Now almost every article mentions that only utf should be used, because it is modern, universal and generally very useful. Without in any way denying this fact, I would like to express bewilderment to those authors who simultaneously say the speed of the scripts, appealing to the fact that it is better to write ++ i than i ++, because of the speed of work.
So the surprise is that working with utf is slower than with cp1251. Because the size is larger and there is no “alignment” of letters by bytes. It's about
php / mysqlIn fact, this is nothing particularly terrible. In contrast to the jambs in the code, using utf does not slow down the work as much, but also slows down linearly, so the issue in most cases is very easy to solve by scaling. If you have never tried to force out more powerful money from the customer / employer to the server, this should reassure you.
')
If you are not reassured, then below are a few numbers that may be useful to you.
Patient: not very powerful VDS, only one at the node (so it's easier to drag it here, but here it doesn't matter), a couple of tables for several million lines, a Russian text, a bit of English. Before each test reboot, the server is no longer loaded. Tests are conducted at least 3 times, the table goes average.
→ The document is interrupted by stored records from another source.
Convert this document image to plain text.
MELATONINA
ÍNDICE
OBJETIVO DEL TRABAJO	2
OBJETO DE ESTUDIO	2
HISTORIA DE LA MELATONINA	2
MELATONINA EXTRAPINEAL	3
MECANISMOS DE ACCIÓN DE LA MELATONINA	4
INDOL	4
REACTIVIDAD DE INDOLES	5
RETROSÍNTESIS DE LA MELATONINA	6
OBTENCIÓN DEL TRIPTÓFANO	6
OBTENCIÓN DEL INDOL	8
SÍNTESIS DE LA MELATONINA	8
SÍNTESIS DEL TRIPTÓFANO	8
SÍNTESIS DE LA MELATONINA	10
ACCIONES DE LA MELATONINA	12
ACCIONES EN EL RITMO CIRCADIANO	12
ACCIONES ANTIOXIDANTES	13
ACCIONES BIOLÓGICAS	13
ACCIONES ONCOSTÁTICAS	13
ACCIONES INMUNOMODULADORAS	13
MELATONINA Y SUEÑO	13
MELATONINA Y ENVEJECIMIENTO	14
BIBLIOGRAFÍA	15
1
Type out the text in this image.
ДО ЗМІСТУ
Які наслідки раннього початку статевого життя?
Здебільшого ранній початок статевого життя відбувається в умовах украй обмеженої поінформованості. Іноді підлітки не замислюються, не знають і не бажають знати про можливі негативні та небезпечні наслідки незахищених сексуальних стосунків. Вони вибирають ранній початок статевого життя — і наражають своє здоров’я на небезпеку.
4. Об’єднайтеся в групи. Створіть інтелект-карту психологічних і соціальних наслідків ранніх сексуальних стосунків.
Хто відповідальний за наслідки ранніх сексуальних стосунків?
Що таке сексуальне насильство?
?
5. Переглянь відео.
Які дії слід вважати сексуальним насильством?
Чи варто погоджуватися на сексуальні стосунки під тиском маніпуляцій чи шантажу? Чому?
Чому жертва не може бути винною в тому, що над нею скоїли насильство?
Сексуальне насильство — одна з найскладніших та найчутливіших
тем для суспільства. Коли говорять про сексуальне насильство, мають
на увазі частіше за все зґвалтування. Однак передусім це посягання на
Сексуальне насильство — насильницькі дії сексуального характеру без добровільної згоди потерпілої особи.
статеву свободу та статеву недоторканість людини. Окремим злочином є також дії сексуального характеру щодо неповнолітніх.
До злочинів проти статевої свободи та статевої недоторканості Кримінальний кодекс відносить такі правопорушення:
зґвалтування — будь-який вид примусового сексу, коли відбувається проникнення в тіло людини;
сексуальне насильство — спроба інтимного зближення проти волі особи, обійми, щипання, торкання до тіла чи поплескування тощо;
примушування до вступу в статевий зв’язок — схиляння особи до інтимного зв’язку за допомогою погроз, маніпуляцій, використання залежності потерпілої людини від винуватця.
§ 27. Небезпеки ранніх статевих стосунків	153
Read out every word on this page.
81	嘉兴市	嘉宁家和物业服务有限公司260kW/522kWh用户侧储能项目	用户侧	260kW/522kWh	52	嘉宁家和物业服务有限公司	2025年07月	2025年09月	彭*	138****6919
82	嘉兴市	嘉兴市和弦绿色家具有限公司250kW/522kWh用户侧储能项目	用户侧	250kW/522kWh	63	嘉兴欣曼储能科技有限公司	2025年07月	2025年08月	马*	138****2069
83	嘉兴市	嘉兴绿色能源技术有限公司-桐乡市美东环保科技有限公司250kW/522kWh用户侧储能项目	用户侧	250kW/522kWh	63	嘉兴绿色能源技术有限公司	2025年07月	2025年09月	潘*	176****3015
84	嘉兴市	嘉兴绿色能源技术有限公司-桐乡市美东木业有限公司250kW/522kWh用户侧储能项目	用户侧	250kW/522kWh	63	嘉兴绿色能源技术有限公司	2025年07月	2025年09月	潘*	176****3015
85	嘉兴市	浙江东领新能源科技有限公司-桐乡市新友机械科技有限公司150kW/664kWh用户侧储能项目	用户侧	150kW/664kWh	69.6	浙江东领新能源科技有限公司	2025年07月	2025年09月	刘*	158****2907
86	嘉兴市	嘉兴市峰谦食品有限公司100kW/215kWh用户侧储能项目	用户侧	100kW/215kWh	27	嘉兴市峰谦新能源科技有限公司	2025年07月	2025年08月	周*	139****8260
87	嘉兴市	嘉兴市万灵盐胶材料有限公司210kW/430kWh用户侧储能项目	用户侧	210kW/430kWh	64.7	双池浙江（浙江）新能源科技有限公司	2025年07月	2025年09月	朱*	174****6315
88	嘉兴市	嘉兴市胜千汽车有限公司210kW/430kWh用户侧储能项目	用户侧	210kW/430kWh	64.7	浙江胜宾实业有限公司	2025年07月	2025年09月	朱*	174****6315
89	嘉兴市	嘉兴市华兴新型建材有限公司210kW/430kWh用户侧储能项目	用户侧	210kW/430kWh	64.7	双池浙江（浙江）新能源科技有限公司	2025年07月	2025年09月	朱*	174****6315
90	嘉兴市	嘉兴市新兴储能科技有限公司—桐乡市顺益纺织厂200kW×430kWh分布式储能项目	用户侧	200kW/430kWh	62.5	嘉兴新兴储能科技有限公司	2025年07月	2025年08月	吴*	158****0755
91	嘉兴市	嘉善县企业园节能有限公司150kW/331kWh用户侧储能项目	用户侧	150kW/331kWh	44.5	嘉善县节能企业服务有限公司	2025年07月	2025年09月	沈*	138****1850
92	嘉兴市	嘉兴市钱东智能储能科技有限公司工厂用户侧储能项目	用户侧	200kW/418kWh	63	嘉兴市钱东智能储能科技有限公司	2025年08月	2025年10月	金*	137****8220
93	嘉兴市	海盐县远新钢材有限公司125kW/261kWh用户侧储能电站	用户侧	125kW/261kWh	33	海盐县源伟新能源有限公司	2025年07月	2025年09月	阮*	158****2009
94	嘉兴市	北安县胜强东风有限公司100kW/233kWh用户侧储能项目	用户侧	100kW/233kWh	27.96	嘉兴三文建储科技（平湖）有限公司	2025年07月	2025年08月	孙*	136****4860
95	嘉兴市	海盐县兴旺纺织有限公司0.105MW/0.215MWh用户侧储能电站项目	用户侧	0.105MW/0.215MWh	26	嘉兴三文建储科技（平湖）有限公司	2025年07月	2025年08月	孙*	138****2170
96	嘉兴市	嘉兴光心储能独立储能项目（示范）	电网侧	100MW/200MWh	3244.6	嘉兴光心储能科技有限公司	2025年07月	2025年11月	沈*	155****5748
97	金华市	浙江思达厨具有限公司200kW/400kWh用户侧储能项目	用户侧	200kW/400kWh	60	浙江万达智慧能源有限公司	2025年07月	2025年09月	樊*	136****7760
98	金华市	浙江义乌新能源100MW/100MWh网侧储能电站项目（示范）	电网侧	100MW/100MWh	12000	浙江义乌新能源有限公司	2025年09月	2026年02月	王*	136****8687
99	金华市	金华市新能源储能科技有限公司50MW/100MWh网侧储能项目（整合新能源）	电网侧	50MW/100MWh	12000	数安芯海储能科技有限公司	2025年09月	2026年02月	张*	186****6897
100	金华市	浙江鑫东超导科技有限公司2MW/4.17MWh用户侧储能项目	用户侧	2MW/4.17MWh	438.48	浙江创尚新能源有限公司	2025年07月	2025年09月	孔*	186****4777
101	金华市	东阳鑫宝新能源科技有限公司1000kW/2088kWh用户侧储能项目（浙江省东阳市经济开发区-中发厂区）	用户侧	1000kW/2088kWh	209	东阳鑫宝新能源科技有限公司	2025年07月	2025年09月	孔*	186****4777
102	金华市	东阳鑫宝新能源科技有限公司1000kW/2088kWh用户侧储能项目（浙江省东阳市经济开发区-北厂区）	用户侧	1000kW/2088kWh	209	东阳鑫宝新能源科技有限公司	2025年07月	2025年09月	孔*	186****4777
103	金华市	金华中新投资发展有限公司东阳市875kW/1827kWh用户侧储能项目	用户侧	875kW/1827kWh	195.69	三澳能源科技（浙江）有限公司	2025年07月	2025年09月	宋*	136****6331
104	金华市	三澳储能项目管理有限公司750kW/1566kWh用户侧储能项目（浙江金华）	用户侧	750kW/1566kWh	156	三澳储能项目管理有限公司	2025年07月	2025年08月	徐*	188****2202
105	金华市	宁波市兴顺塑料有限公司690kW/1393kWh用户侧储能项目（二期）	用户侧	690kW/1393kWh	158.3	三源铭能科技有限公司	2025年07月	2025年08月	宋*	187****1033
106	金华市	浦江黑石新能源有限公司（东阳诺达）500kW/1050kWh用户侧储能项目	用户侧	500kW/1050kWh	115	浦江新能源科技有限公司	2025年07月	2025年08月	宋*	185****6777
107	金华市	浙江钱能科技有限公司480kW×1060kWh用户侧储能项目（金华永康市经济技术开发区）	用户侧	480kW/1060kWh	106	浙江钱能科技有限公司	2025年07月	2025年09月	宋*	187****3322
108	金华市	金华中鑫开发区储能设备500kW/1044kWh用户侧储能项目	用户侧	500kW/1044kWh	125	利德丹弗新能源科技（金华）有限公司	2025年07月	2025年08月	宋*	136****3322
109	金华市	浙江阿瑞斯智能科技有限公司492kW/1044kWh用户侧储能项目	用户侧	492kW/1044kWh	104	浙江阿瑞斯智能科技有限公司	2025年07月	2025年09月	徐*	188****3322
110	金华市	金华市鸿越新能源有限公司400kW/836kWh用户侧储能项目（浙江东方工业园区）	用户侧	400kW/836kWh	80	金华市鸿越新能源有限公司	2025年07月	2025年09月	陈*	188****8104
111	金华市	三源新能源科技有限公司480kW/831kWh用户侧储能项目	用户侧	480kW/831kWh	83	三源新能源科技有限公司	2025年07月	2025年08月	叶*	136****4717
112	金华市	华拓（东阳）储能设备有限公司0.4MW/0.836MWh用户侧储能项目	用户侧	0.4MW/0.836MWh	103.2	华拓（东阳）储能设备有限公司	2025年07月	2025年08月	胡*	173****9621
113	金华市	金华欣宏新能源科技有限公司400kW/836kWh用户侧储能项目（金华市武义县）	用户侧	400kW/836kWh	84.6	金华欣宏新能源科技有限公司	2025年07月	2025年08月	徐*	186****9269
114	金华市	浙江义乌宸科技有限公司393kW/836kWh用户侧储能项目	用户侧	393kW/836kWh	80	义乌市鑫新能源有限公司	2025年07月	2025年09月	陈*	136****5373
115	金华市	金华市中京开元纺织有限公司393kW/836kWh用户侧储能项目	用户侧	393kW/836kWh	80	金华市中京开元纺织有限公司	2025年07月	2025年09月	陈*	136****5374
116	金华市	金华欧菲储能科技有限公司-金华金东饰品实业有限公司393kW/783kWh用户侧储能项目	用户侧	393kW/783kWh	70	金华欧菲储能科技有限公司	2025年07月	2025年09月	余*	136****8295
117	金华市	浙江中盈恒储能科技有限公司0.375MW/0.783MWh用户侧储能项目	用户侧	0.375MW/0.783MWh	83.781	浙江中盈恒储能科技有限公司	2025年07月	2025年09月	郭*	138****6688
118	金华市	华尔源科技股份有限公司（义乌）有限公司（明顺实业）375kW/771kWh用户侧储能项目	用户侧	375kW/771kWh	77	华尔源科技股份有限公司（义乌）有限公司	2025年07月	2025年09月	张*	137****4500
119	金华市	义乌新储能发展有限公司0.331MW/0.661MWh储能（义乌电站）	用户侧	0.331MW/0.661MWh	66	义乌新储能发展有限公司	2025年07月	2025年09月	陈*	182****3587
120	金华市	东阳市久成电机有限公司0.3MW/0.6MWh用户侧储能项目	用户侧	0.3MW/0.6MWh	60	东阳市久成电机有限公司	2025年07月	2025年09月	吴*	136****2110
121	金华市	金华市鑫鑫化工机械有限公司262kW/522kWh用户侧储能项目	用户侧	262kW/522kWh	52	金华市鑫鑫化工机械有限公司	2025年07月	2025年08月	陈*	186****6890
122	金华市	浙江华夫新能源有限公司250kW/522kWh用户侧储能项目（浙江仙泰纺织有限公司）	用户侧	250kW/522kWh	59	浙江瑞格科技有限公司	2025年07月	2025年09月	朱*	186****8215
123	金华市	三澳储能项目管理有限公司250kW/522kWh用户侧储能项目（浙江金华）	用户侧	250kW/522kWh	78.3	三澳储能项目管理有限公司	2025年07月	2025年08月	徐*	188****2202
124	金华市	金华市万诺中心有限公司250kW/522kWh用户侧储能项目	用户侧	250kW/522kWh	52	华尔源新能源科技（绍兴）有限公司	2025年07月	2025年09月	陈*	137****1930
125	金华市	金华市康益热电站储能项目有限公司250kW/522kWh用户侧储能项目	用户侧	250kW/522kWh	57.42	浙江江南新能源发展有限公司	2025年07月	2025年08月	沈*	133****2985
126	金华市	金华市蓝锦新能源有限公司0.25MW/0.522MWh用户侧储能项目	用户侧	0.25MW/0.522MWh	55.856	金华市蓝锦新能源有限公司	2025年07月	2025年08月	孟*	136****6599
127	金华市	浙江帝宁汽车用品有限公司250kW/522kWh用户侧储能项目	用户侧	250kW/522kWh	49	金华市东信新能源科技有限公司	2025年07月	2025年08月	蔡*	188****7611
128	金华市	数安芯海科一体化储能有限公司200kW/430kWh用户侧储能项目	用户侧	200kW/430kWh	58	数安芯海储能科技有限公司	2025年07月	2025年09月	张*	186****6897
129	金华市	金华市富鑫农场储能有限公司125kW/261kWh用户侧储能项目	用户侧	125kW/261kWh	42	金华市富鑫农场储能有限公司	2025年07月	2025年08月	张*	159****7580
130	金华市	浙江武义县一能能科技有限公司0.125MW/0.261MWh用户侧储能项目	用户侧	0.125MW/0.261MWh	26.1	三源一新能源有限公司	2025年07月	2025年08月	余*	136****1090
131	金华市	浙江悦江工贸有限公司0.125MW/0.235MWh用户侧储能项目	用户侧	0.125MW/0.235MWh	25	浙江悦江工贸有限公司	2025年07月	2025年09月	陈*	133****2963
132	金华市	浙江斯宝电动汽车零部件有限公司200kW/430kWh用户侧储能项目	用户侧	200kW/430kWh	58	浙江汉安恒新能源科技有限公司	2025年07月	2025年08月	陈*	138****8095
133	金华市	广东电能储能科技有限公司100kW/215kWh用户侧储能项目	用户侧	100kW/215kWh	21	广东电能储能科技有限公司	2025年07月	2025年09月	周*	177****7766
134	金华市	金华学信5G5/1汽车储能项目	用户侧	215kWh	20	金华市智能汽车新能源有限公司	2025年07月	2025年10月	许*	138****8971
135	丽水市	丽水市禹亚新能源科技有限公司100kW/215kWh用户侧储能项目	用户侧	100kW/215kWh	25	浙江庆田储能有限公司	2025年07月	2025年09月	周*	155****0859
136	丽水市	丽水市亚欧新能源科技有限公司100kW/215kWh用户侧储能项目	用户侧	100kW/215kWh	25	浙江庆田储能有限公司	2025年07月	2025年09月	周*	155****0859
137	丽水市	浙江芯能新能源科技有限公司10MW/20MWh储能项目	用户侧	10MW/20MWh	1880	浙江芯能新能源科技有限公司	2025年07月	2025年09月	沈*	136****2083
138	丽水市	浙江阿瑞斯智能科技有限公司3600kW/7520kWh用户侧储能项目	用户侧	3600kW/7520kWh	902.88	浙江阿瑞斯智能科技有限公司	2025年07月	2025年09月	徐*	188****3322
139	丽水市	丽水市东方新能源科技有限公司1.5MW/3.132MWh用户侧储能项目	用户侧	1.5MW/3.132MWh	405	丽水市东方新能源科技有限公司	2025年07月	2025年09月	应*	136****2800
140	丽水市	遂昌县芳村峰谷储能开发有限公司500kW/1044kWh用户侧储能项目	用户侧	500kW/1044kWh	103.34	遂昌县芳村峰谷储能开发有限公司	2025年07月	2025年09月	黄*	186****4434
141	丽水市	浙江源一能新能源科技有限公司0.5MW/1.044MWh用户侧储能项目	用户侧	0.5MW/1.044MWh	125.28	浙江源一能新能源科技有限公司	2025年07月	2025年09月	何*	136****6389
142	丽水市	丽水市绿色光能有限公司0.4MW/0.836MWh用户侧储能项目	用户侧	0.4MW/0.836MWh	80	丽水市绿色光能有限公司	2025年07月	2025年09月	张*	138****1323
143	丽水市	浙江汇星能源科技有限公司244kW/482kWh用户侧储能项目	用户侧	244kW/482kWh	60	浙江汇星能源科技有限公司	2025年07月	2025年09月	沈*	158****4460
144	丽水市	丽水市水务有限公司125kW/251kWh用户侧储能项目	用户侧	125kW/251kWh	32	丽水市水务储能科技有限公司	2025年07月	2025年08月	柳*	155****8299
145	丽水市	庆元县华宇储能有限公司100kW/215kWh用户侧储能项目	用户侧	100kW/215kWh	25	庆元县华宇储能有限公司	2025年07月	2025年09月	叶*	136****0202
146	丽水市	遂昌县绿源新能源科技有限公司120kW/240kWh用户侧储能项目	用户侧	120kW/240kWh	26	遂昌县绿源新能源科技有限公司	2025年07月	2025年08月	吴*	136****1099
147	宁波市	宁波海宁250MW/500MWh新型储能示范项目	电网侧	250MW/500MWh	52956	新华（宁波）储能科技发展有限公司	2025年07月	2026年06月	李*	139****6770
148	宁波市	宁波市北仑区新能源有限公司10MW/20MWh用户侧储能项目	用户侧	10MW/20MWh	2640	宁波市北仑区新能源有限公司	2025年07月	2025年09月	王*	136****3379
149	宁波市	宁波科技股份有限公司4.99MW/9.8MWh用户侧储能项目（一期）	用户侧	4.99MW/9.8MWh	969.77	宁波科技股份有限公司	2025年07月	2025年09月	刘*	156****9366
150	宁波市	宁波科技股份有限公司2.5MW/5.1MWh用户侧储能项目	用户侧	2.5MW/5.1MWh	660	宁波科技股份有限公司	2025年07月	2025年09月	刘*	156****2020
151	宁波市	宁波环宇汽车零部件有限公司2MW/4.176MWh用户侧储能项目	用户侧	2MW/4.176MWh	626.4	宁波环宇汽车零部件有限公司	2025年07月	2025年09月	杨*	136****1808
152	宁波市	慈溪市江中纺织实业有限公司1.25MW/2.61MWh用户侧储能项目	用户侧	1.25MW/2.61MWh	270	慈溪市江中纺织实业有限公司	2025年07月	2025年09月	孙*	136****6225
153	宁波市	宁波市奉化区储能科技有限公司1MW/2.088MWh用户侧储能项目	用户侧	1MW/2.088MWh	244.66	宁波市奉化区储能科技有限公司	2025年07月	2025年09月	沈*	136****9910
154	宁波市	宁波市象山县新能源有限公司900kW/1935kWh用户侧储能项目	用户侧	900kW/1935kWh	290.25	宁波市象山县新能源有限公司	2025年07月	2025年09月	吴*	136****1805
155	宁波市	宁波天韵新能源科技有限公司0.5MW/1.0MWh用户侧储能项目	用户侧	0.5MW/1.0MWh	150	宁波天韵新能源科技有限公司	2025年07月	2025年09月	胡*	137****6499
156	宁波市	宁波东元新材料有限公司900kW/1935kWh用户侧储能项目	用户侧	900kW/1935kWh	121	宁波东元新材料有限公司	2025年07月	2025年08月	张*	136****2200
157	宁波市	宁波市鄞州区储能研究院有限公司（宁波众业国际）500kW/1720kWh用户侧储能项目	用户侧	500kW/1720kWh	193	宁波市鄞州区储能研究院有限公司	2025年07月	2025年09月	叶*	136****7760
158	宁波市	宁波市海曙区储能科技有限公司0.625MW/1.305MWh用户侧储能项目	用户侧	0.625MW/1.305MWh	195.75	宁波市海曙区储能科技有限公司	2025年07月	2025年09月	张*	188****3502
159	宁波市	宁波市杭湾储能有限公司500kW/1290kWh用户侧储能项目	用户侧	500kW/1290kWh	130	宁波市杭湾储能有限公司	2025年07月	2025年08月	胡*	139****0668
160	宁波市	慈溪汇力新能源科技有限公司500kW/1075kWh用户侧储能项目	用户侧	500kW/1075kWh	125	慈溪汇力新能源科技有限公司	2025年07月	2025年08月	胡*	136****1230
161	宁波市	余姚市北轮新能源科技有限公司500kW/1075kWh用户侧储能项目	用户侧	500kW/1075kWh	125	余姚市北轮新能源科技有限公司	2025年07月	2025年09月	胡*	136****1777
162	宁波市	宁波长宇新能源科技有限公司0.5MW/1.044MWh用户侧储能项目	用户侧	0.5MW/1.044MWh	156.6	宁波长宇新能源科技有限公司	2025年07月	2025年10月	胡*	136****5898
What kind of data | UTF Results | CP1251 results | Cp1251 advantage |
---|
MyISAM (text, text, int, int) | ***** | ***** | ***** |
The original size of the database | 1.250 GB | 0.975 GB | 1.28 times |
Basic data | 706 MB | 479 MB | 1.47 times |
Index data | 544 MB | 496 MB | 1.09 times |
Request to delete parts of lines | 16 seconds | 7 sec | 2.28 times |
Removing fulltext index | 26 sec | 23 seconds | 1.13 times |
Building a fulltext index | 6 min 22 sec | 3 min 12 sec | 1.98 times |
Request to find an exact entry, 10 times * 1 | 9.67 sec | 1.92 seconds | 5.03 times |
mysqldump export to file | 8.8 seconds | 4.9 sec | 1.79 times |
mysql import from file | 13.8 seconds | 8.7 sec | 1.58 times |
file size * .sql | 773 MB | 526 MB | 1.46 times |
Sphinx indexing | 103 sec | 41 sec | 2.51 times |
Sphinx base size | 680 MB | 433 MB | 1.57 times |
innoDB (text, text, int, int) * 3 | ***** | ***** | ***** |
The original size of the database | 925 MB | 629 MB | 1.47 times |
Request to delete parts of lines | 21.2 seconds | 12 sec | 1.76 times |
Request to find the exact entry, 10 times | 33.47 seconds | 21.89 seconds | 1.52 times |
mysqldump export to file | 23 seconds | 17 sec | 1.35 times |
mysql import from file * 4 | 8m 24sec | 5m 41 sec | 1.47 times |
file size * .sql | 748 MB | 510 MB | 1.46 times |
Memory int, char (128) * 2 | ***** | ***** | ***** |
Memory table size | 515 MB | 179 MB | 2.87 times |
Memory table row length | 390 | 133 | 2.93 times |
Memory table 1000 searches, something found every time | 1.9 seconds | 0.32 seconds | 5.93 times |
Memory Table 1000 searches, nothing found | 1.8 sec | 0.28 sec | 6.42 times |
* 1 : Staying in shock from these numbers, a similar test was launched on localhost, the advantage was reduced to 3.02 times. Perhaps something somewhere did not fall into the cache or unnecessarily fell out on the disk in the case of utf, there is more data.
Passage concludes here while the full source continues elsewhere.